Dior’s decision to move its show slot to 9 a.m. from 2:30 p.m. because of the record-breaking French heat wave meant a short night for Paris showgoers, especially those who stayed up past midnight to see Madonna perform at the Saint Laurent after party.

Guests arriving at the Musée Nissim de Camondo were offered cold towels and fresh strawberries as temperatures inside the venue, currently under renovation, quickly reached boiling point. Those seated in the garden were handed old-fashioned parasols to ward off the sun’s piercing rays.

Though seemingly incongruous, the breakfast call time worked perfectly with Jonathan Anderson’s theme for spring 2027, which offered a looser take on the “disheveled aristocrat” aesthetic he set as a baseline with his debut Dior men’s show a year ago.

Models emerging from the mansion in sequined pants and dressing robe coats looked like they had reveled all night — the soundtrack by Fred Again still pulsing with dance tracks.  

“Especially in London at the moment, there’s a whole new movement of kids going out to raves. Rave culture is starting back up again. You see it in the suburbs, you see it more outside of the city. I see it on the Seine at 7 o’clock in the morning. Something is changing, and kids are dressing up. They’re mixing things,” Anderson told reporters after the show.

Hence the high-low theme that ran through this lineup: artfully frayed denim shawl-collared jackets were paired with lavishly embroidered shirts and black dress pants, while a crisp pleated tuxedo shirt was tossed over stone-washed pink shorts and topped with a textured wool frock coat.

It was one of several more wearable versions of the replica historical garments Anderson sent out on the runway 12 months ago. He has also let go of the tricky shrunken Bar jackets and voluminous constructions of that debut collection.

While critically applauded by the fashion pack, his more conceptual ideas have yet to filter through to the Dior shop floor, where more traditional styles prevail. Perhaps that’s why he ramped up the classically commercial fare, like his cotton drill pajama suits with velvety collars.

Anderson described the job as a work in progress. With four men’s collections a year, he’s incrementally rewriting a brand vocabulary rooted in founder Christian Dior’s love of the 18th century — an obsession the couturier shared with Moïse de Camondo, who during his lifetime amassed a major collection of decorative arts from that period.

“For me, it’s just [you] keep refining and enjoying it, having fun with it, and trying to work out new codes, take codes away that you put in,” Anderson said.

The designer has a lot of boxes to tick.

Dior menswear is rooted in tailoring, which this season revolved around the new Bobby suit, a baggy style inspired by a vintage Marc Bohan jacket that Anderson purchased for himself.
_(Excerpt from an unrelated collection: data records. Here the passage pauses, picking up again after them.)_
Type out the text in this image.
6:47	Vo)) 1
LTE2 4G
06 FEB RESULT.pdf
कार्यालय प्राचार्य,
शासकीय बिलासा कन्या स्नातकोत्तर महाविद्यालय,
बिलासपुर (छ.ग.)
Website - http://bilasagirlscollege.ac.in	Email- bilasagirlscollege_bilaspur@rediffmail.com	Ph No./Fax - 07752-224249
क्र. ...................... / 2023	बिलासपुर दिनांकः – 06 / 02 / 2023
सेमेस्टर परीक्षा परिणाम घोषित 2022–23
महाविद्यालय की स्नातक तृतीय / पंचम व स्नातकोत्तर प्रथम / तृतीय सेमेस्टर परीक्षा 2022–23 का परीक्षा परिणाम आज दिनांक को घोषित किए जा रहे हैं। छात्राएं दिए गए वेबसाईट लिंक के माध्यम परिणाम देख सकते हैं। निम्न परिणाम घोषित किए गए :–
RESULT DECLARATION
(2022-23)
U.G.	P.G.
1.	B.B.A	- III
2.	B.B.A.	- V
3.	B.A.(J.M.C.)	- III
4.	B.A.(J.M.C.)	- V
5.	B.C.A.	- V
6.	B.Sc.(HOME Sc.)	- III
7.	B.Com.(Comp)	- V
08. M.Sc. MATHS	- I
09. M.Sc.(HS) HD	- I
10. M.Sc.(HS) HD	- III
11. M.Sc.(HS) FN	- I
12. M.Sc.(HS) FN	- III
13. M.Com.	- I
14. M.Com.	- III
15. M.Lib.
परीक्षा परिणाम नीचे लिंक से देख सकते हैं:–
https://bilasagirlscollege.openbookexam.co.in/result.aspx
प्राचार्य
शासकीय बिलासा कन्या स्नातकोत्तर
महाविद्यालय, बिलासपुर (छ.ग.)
It came in sheer silk chiffon, printed with pinstripes or a houndstooth motif, in addition to more classic wool fabrics for day and evening.

As the first designer in charge of both men’s and women’s collections at Dior, he’s set himself the challenge of syncing the two. His fringed jackets and crinkled checked raincoat were direct echoes of looks included in his women’s cruise collection, presented in Los Angeles last month.

Then there’s the fact that the collection lands in stores from late December, which explains the profusion of heavy knits and sturdy outerwear, including a chocolate suede parka. Anderson suggested the system was out of sync with changing climate conditions.

“The calendar does not make any sense,” he said. “Deliveries now, it’s all a little bit fractured in that way, because wholesale is not as important as it used to be.”

Finally, Anderson needs to satisfy a broad customer base. “I have an interesting job, because I have to talk to an existing customer, which is a loyal client, and I have to feel about recruiting customers, so for me, in a weird way, I enjoy kind of like screwing with it,” he said. “It’s about experimentation.”

A few clear codes have started to coalesce. He summed them up in his own shorthand: “Formality, Eton, partying, going out, dressing up.” The glam thread he introduced last season is still fermenting, manifesting here with silver sequined pants, gold python shorts and “disco ball boots” inspired by the black mirror balls he sent as a show invitation.

If the final impression feels a little blurry, Anderson is fine with that. He doesn’t like the idea of a “totemic” look.

“It’s not just merchandising, it’s about how we build characters so that it can appeal to different age demographics. You can have a beautiful suede coat, we can put it with a gold python trouser or gold python shorts, but at the same time when you break it [down], it can be for my dad or it can be for me in the summer,” he argued.

“It takes time to define a look, and I think slowly, bit by bit, it starts to kind of click into place, and it’s enjoyable. I think fashion needs to be enjoyable,” he concluded.